The chief merit of the book is its careful attention to Scruton’s vita activa and vita contemplativa, his public actions and his thought. Many have observed the role Scruton’s forays behind the Iron Curtain played in his contemplative thought, but Hörcher finds many more. For example, when Scruton fled the ugliness of the overwrought response to his infamous tobacco scandal in England, he moved to Virginia, where he wrote an update for his first book on his conservative philosophy. While revisiting the beauty of localism so central to this philosophy, Scruton recognized that his exposition of oikophilia—the love of home—compelled him to move back to his small corner of Wiltshire. He did. These insights are so many that the book could reasonably be described as the second intellectual biography of Scruton, following Mark Dooley’s Roger Scruton: The Philosopher on Dover Beach.
In teasing out the tension between art and politics in Scruton’s thought and life, Hörcher concludes with a synthesis, one that will intrigue close readers of Scruton especially: the importance of religion.
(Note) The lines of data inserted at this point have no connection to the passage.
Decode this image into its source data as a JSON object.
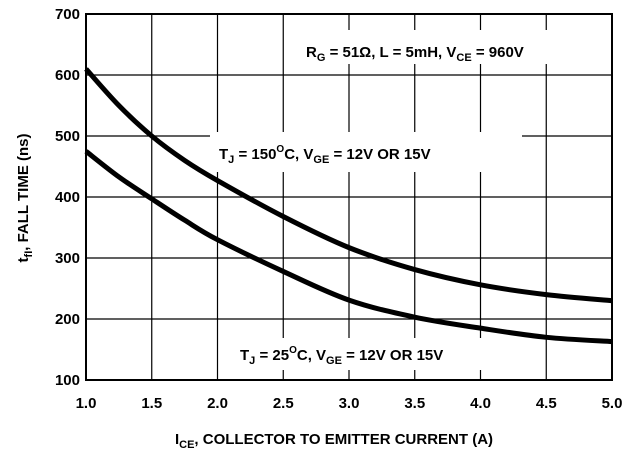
{
  "chart_data": {
    "type": "line",
    "title": "",
    "xlabel": {
      "main": "I",
      "sub": "CE",
      "rest": ", COLLECTOR TO EMITTER CURRENT (A)"
    },
    "ylabel": {
      "main": "t",
      "sub": "fI",
      "rest": ", FALL TIME (ns)"
    },
    "xlim": [
      1.0,
      5.0
    ],
    "ylim": [
      100,
      700
    ],
    "x_ticks": [
      1.0,
      1.5,
      2.0,
      2.5,
      3.0,
      3.5,
      4.0,
      4.5,
      5.0
    ],
    "x_tick_labels": [
      "1.0",
      "1.5",
      "2.0",
      "2.5",
      "3.0",
      "3.5",
      "4.0",
      "4.5",
      "5.0"
    ],
    "y_ticks": [
      100,
      200,
      300,
      400,
      500,
      600,
      700
    ],
    "y_tick_labels": [
      "100",
      "200",
      "300",
      "400",
      "500",
      "600",
      "700"
    ],
    "grid": true,
    "series": [
      {
        "x": [
          1.0,
          1.25,
          1.5,
          1.75,
          2.0,
          2.5,
          3.0,
          3.5,
          4.0,
          4.5,
          5.0
        ],
        "y": [
          610,
          550,
          500,
          460,
          427,
          368,
          317,
          281,
          256,
          240,
          230
        ]
      },
      {
        "x": [
          1.0,
          1.25,
          1.5,
          1.75,
          2.0,
          2.5,
          3.0,
          3.5,
          4.0,
          4.5,
          5.0
        ],
        "y": [
          475,
          433,
          397,
          362,
          330,
          278,
          231,
          203,
          185,
          170,
          163
        ]
      }
    ],
    "annotations": {
      "conditions": {
        "r": "R",
        "r_sub": "G",
        "mid": " = 51Ω, L = 5mH, V",
        "v_sub": "CE",
        "end": " = 960V"
      },
      "upper_curve": {
        "t": "T",
        "t_sub": "J",
        "mid": " = 150",
        "sup": "O",
        "c": "C, V",
        "v_sub": "GE",
        "end": " = 12V OR 15V"
      },
      "lower_curve": {
        "t": "T",
        "t_sub": "J",
        "mid": " = 25",
        "sup": "O",
        "c": "C, V",
        "v_sub": "GE",
        "end": " = 12V OR 15V"
      }
    }
  }
}
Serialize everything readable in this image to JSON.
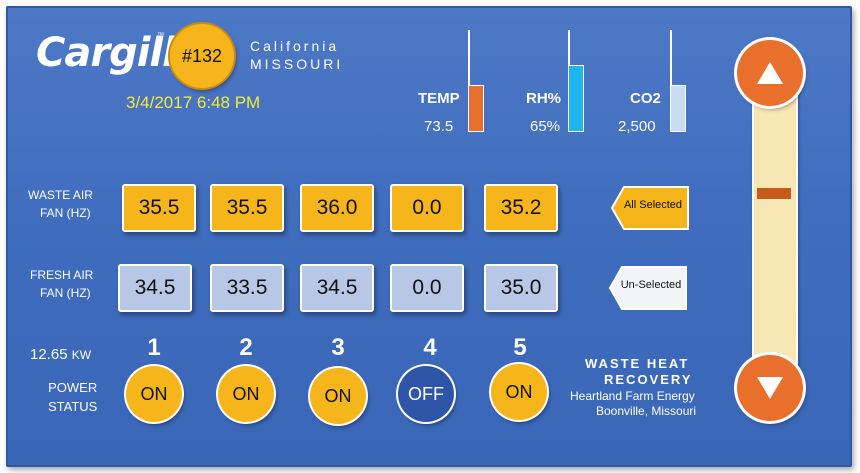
{
  "header": {
    "logo_text": "Cargill",
    "logo_tm": "™",
    "site_number": "#132",
    "location_line1": "California",
    "location_line2": "MISSOURI",
    "datetime": "3/4/2017 6:48 PM"
  },
  "gauges": [
    {
      "label": "TEMP",
      "value": "73.5",
      "color": "#e8702c",
      "fill": 0.45
    },
    {
      "label": "RH%",
      "value": "65%",
      "color": "#1fb6f0",
      "fill": 0.65
    },
    {
      "label": "CO2",
      "value": "2,500",
      "color": "#c9dcf2",
      "fill": 0.45
    }
  ],
  "waste_air": {
    "label_line1": "WASTE AIR",
    "label_line2": "FAN (HZ)",
    "values": [
      "35.5",
      "35.5",
      "36.0",
      "0.0",
      "35.2"
    ],
    "select_button": "All Selected"
  },
  "fresh_air": {
    "label_line1": "FRESH AIR",
    "label_line2": "FAN (HZ)",
    "values": [
      "34.5",
      "33.5",
      "34.5",
      "0.0",
      "35.0"
    ],
    "select_button": "Un-Selected"
  },
  "power": {
    "kw_value": "12.65",
    "kw_unit": "KW",
    "label_line1": "POWER",
    "label_line2": "STATUS",
    "fans": [
      {
        "number": "1",
        "status": "ON"
      },
      {
        "number": "2",
        "status": "ON"
      },
      {
        "number": "3",
        "status": "ON"
      },
      {
        "number": "4",
        "status": "OFF"
      },
      {
        "number": "5",
        "status": "ON"
      }
    ]
  },
  "footer_info": {
    "title_line1": "WASTE HEAT",
    "title_line2": "RECOVERY",
    "org": "Heartland Farm Energy",
    "place": "Boonville, Missouri"
  },
  "slider": {
    "level": 0.41,
    "up_icon": "triangle-up-icon",
    "down_icon": "triangle-down-icon"
  },
  "colors": {
    "panel": "#4072c2",
    "accent_yellow": "#f6b51b",
    "accent_orange": "#e8702c",
    "tile_blue": "#b8c7e6",
    "date_text": "#f3ea33"
  }
}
Hörcher sees in Scruton’s later thought a recognition of the fact that culture’s rootedness in religion is crucial, even in a secular age. The appetite of those hungry for a glimpse into Scruton’s personal religious convictions will be whetted, though not satiated. Those eager for a better understanding of Scruton’s conservatism will come away fulfilled.
—Paul Shakeshaft
Saved as through Fire:
A Thomistic Account of Purgatory, Temporal Punishment, and Satisfaction
by luke wilgenbusch
emmaus academic, 176 pages, $29.95
For many years theologians have been silent on the topic of purgatory and indulgences. Saved as through Fire breaks that silence. If anyone wants to deepen his understanding of the theology of purgatory and indulgences, this book is a great place to start. The book is merely an introduction and leaves much room for debate, but it is an excellent introduction.
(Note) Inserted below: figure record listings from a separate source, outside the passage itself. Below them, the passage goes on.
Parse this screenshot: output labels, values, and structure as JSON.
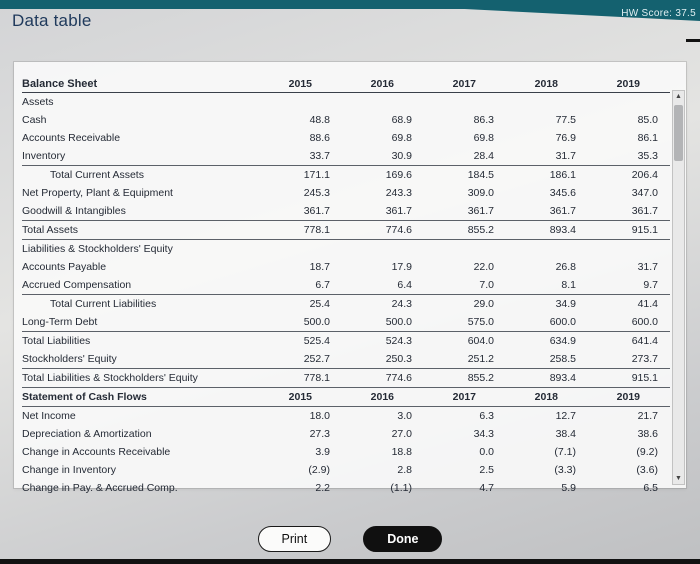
{
  "chrome": {
    "title": "Data table",
    "score_text": "HW Score: 37.5",
    "minimize_glyph": "-"
  },
  "table": {
    "title": "Balance Sheet",
    "years": [
      "2015",
      "2016",
      "2017",
      "2018",
      "2019"
    ],
    "rows": [
      {
        "label": "Assets",
        "style": "section",
        "values": []
      },
      {
        "label": "Cash",
        "style": "item",
        "values": [
          "48.8",
          "68.9",
          "86.3",
          "77.5",
          "85.0"
        ]
      },
      {
        "label": "Accounts Receivable",
        "style": "item",
        "values": [
          "88.6",
          "69.8",
          "69.8",
          "76.9",
          "86.1"
        ]
      },
      {
        "label": "Inventory",
        "style": "item",
        "rule": true,
        "values": [
          "33.7",
          "30.9",
          "28.4",
          "31.7",
          "35.3"
        ]
      },
      {
        "label": "Total Current Assets",
        "style": "item indent",
        "values": [
          "171.1",
          "169.6",
          "184.5",
          "186.1",
          "206.4"
        ]
      },
      {
        "label": "Net Property, Plant & Equipment",
        "style": "item",
        "values": [
          "245.3",
          "243.3",
          "309.0",
          "345.6",
          "347.0"
        ]
      },
      {
        "label": "Goodwill & Intangibles",
        "style": "item",
        "rule": true,
        "values": [
          "361.7",
          "361.7",
          "361.7",
          "361.7",
          "361.7"
        ]
      },
      {
        "label": "Total Assets",
        "style": "item",
        "rule": true,
        "values": [
          "778.1",
          "774.6",
          "855.2",
          "893.4",
          "915.1"
        ]
      },
      {
        "label": "Liabilities & Stockholders' Equity",
        "style": "section",
        "values": []
      },
      {
        "label": "Accounts Payable",
        "style": "item",
        "values": [
          "18.7",
          "17.9",
          "22.0",
          "26.8",
          "31.7"
        ]
      },
      {
        "label": "Accrued Compensation",
        "style": "item",
        "rule": true,
        "values": [
          "6.7",
          "6.4",
          "7.0",
          "8.1",
          "9.7"
        ]
      },
      {
        "label": "Total Current Liabilities",
        "style": "item indent",
        "values": [
          "25.4",
          "24.3",
          "29.0",
          "34.9",
          "41.4"
        ]
      },
      {
        "label": "Long-Term Debt",
        "style": "item",
        "rule": true,
        "values": [
          "500.0",
          "500.0",
          "575.0",
          "600.0",
          "600.0"
        ]
      },
      {
        "label": "Total Liabilities",
        "style": "item",
        "values": [
          "525.4",
          "524.3",
          "604.0",
          "634.9",
          "641.4"
        ]
      },
      {
        "label": "Stockholders' Equity",
        "style": "item",
        "rule": true,
        "values": [
          "252.7",
          "250.3",
          "251.2",
          "258.5",
          "273.7"
        ]
      },
      {
        "label": "Total Liabilities & Stockholders' Equity",
        "style": "item",
        "rule": true,
        "values": [
          "778.1",
          "774.6",
          "855.2",
          "893.4",
          "915.1"
        ]
      },
      {
        "label": "Statement of Cash Flows",
        "style": "cfheader",
        "rule": true,
        "values": [
          "2015",
          "2016",
          "2017",
          "2018",
          "2019"
        ]
      },
      {
        "label": "Net Income",
        "style": "item",
        "values": [
          "18.0",
          "3.0",
          "6.3",
          "12.7",
          "21.7"
        ]
      },
      {
        "label": "Depreciation & Amortization",
        "style": "item",
        "values": [
          "27.3",
          "27.0",
          "34.3",
          "38.4",
          "38.6"
        ]
      },
      {
        "label": "Change in Accounts Receivable",
        "style": "item",
        "values": [
          "3.9",
          "18.8",
          "0.0",
          "(7.1)",
          "(9.2)"
        ]
      },
      {
        "label": "Change in Inventory",
        "style": "item",
        "values": [
          "(2.9)",
          "2.8",
          "2.5",
          "(3.3)",
          "(3.6)"
        ]
      },
      {
        "label": "Change in Pay. & Accrued Comp.",
        "style": "item",
        "values": [
          "2.2",
          "(1.1)",
          "4.7",
          "5.9",
          "6.5"
        ]
      }
    ]
  },
  "scrollbar": {
    "up": "▲",
    "down": "▼"
  },
  "footer": {
    "print_label": "Print",
    "done_label": "Done"
  },
  "colors": {
    "topbar": "#14616f",
    "title_text": "#203a5c",
    "done_button": "#101010"
  }
}
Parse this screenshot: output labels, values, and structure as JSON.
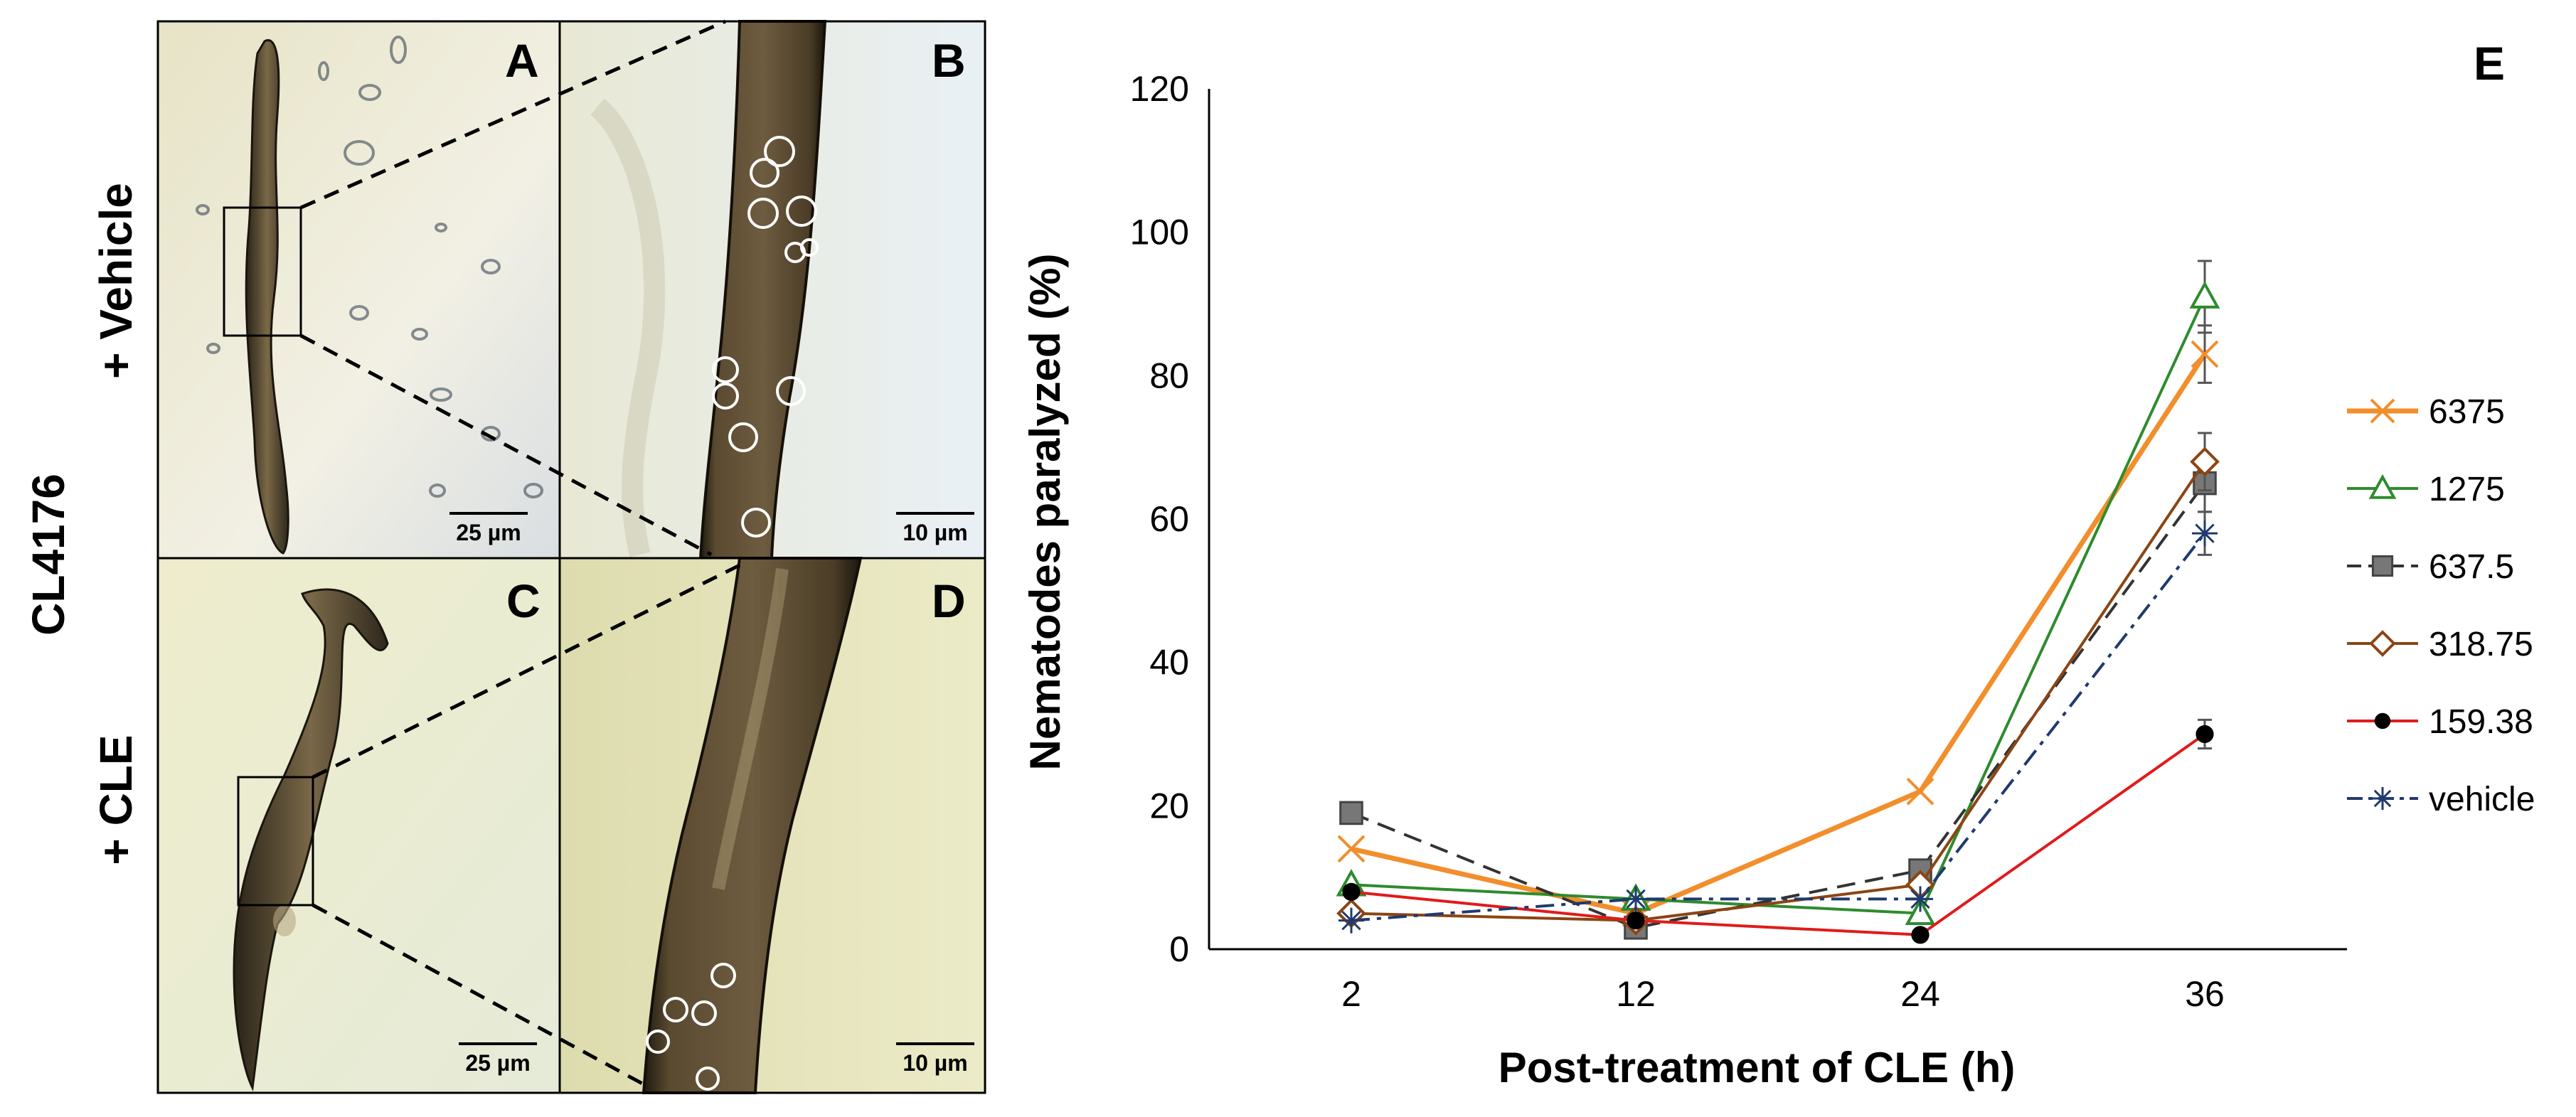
{
  "panels": {
    "strain_label": "CL4176",
    "row_labels": [
      "+ Vehicle",
      "+ CLE"
    ],
    "letters": {
      "A": "A",
      "B": "B",
      "C": "C",
      "D": "D",
      "E": "E"
    },
    "scale_bars": {
      "A": "25 µm",
      "B": "10 µm",
      "C": "25 µm",
      "D": "10 µm"
    }
  },
  "chart_data": {
    "type": "line",
    "title": "",
    "xlabel": "Post-treatment of CLE (h)",
    "ylabel": "Nematodes paralyzed (%)",
    "categories": [
      "2",
      "12",
      "24",
      "36"
    ],
    "ylim": [
      0,
      120
    ],
    "yticks": [
      "0",
      "20",
      "40",
      "60",
      "80",
      "100",
      "120"
    ],
    "legend_position": "right",
    "series": [
      {
        "name": "6375",
        "values": [
          14,
          5,
          22,
          83
        ],
        "errors": [
          0,
          0,
          0,
          4
        ],
        "color": "#F28E2B",
        "marker": "x",
        "dash": "solid"
      },
      {
        "name": "1275",
        "values": [
          9,
          7,
          5,
          91
        ],
        "errors": [
          0,
          0,
          0,
          5
        ],
        "color": "#2E8B2E",
        "marker": "triangle",
        "dash": "solid"
      },
      {
        "name": "637.5",
        "values": [
          19,
          3,
          11,
          65
        ],
        "errors": [
          0,
          0,
          0,
          4
        ],
        "color": "#333333",
        "marker": "square",
        "dash": "dash"
      },
      {
        "name": "318.75",
        "values": [
          5,
          4,
          9,
          68
        ],
        "errors": [
          0,
          0,
          0,
          4
        ],
        "color": "#8B4513",
        "marker": "diamond",
        "dash": "solid"
      },
      {
        "name": "159.38",
        "values": [
          8,
          4,
          2,
          30
        ],
        "errors": [
          0,
          0,
          0,
          2
        ],
        "color": "#E01B1B",
        "marker": "dot",
        "dash": "solid"
      },
      {
        "name": "vehicle",
        "values": [
          4,
          7,
          7,
          58
        ],
        "errors": [
          0,
          0,
          0,
          3
        ],
        "color": "#1F3A6E",
        "marker": "star",
        "dash": "dashdot"
      }
    ]
  }
}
Set within a Thomistic framework and relying heavily on Aquinas’s account of purgatory, Saved as through Fire explains both the various theological speculations about purgatory and the historical debates surrounding them. Fr. Wilgenbusch defends the classical thesis that, in addition to the medicinal benefits of purgatory (healing our disordered inclinations), there is also the need to make satisfaction for one’s sins through temporal punishment. Using Thomistic theology, Fr. Wilgenbusch argues that God’s wisdom arranges that the medicinal benefits, the removal of disordered inclinations, accrue precisely through the temporal punishments.
In the final chapter, the book turns to indulgences and explains that the reason Christians are able to make satisfaction for each other’s sins is due to the bond of charity—their union in the Body of Christ. The saints (those now in heaven) made more satisfaction for their sins than was necessary during their lifetimes; the Church has the power to apply this extra satisfaction as she sees fit. Thus, the Church makes certain good acts super-beneficial by applying the extra satisfaction of her saints to those who need it.